KNOW WHO YOUR FRIENDS ARE! Pt 3
John ESENE
Continue from Pt 2 of last week.
Some people do not want to look inside themselves. They are afraid to know both the good and bad qualities in them. But this is wrong: know who you are and this will enable you work on your short comings and also to know the gift you are to yourself and to others. Nobody is perfect, except God.
It is true that you can’t see all the qualities in you because not all the subconscious can come to your consciousness. Some will come when you act towards others or circumstances. And this will improve your growth and development.
Do you stop to be friendly to others because you think they are not ready to accept your love? For example, you want to greet somebody and he or she turns away. Why not try again? You can be a gift to others in many ways which you do not know because nobody knows all the gifts in him or her. But always try to be available to everybody not just a particular set of people. Philip was inspired by the Spirit to help the Ethiopian Eunuch in Acts 8:26-40 who was reading the scripture without understanding. I learn from a friend to be selfless, so my friend will also be a gift through me to others who will eventually become selfless.
The support that challenges and the challenge that supports, consist much more of actions than words. It is not enough to merely applaud the other when he performs well, or to demand excellence of him when he is less than excellent. It is also necessary at least if we are followers of Jesus, that we challenge and support him by our own actions. The most effective way of encouraging our friend to excellence is to strive for excellence in ourselves. Jesus encouraged His friends to be enthusiastic about His mission. The best and perhaps the only way to challenge our friends to commitment is to be committed ourselves.

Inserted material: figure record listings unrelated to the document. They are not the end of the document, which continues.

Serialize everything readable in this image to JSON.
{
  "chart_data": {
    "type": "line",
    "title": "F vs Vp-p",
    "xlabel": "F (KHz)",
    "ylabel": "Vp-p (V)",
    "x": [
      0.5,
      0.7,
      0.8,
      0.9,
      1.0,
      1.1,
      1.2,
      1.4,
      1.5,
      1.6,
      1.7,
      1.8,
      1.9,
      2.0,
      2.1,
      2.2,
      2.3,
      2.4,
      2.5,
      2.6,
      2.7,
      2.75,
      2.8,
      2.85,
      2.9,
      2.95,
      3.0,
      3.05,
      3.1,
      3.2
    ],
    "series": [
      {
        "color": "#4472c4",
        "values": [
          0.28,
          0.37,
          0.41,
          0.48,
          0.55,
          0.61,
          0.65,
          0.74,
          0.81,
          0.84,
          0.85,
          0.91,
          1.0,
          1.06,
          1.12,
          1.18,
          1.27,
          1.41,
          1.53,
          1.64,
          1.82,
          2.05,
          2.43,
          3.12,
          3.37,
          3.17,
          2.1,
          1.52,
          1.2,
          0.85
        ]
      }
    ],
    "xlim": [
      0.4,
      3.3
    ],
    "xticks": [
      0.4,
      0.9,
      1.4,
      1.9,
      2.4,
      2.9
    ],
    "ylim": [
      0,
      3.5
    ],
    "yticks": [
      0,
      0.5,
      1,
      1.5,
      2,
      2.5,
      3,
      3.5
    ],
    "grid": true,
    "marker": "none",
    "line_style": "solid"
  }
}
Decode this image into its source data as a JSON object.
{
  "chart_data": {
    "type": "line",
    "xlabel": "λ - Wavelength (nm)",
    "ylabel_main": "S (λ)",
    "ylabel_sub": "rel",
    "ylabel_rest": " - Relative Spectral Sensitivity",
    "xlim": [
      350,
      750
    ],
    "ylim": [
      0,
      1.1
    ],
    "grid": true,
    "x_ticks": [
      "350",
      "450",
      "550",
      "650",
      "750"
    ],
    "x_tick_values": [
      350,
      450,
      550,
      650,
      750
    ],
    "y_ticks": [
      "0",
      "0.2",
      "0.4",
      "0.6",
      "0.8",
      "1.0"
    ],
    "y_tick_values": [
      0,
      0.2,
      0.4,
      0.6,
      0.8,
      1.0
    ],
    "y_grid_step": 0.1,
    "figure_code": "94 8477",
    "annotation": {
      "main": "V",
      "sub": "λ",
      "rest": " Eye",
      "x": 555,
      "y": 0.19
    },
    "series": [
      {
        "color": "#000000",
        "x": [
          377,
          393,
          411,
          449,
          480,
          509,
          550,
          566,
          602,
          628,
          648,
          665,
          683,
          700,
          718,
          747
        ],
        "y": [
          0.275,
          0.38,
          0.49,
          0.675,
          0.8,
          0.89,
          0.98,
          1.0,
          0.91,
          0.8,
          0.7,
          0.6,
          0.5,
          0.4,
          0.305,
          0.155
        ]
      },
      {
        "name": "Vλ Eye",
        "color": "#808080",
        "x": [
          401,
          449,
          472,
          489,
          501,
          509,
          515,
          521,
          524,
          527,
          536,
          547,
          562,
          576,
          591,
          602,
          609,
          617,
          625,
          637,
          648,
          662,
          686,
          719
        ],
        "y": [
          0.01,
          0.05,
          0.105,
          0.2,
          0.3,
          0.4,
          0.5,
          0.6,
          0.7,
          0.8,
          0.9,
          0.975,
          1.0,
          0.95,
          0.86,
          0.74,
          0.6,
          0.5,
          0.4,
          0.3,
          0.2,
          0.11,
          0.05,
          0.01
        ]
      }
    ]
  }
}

The Church is ultimately a place of friendship in which all men may recognize that what makes them brothers is richer and deeper than the fears and uncertainties that set them against each other. Heaven will be no surprise for those persons who have learned how to become friends here on earth. Do not keep your friends to yourself alone; allow them to meet others lest you possess them.
It is becoming popular that some friends tell each other off. This is their version of the ill-tempered cry about the source of political power, only now it states that “All relationships come from the barrel of a gun.” To be close is equated with the freedom to fire on a friend at will, to tell him, in exquisitely detailed terms, everything that is wrong with him. He, of course, is supposed to remain your friend through this stormy weather; at least he is not allowed to flinch or he will be penalized for copying out on what is good for him.
The friends that are always together: this is a notion perpetuated by the emotionally needy, the person so fearful that they may lose their friends that they never let them out of their sight. True friendship, however, is made to survive separation even as in the long run. It is meant to survive death itself. Take a close look at lives of people who are true friends to one another, you will discover that constant closeness is not an absolute requirement for their relationship. As a matter of fact, one of the best measures of friendship is how well it flourishes when persons are, for whatever reason, separated from one another.
But there is a deep mystery in this, to be sure; it is strange that a relationship in which people long to be together is so often characterized by their being apart. This is true in the most profound relationships of love; as life progresses, as children come and obligations accumulate, even the most devoted husbands and wives find that their moments of being quietly and completely together becomes fewer and fewer. Their friendship and anyone who does not realize that lovers must also be friends has a great deal to learn must be made of strider stuff than “togetherness.”
Friends who do not realize this, who are made restless and anxious about what their friend is doing out there somewhere without them are really experiencing their own lack of maturity for the fact that they are not peaceful in the relationship. Friendship that is true is an almost indestructible commodity can stand the ravages of time and distance, can take the minor and major separations that demand patience but build peace in the sharing that is sealed by the Spirit.
Some friends always feel deeply about things. Closely related to the forgoing, this myth claims that every moment must be severally taxed of all the emotional content that it possesses, that friendship cannot be friendship without heavy breathing and soulful glances, that every meeting of friends requires a baring of the soul, a confession of the week’s secret anguishes. Actually, friends are supposed to be able to ENJOY each other in the very simple but deep meaning of that term. They must be able to be relaxed and at ease in each other’s presence, able to be quiet or just to smile in common appreciation of some shared events.
Friends are the people you have fun with, not the ones you must wrestle with in spiritual discomfort at every meeting. The friendship that generates tension, like a hum around high wires, is artificial and will quiver and snap under strain. Genuine friendship has a lot of give in it; it seldom needs to be drawn taut.
Dear reader, do not allow the devil to use you against your friend. Pray that the same devil does not use your friend to get at you in any form. Remember how Judas betrayed Jesus his Master!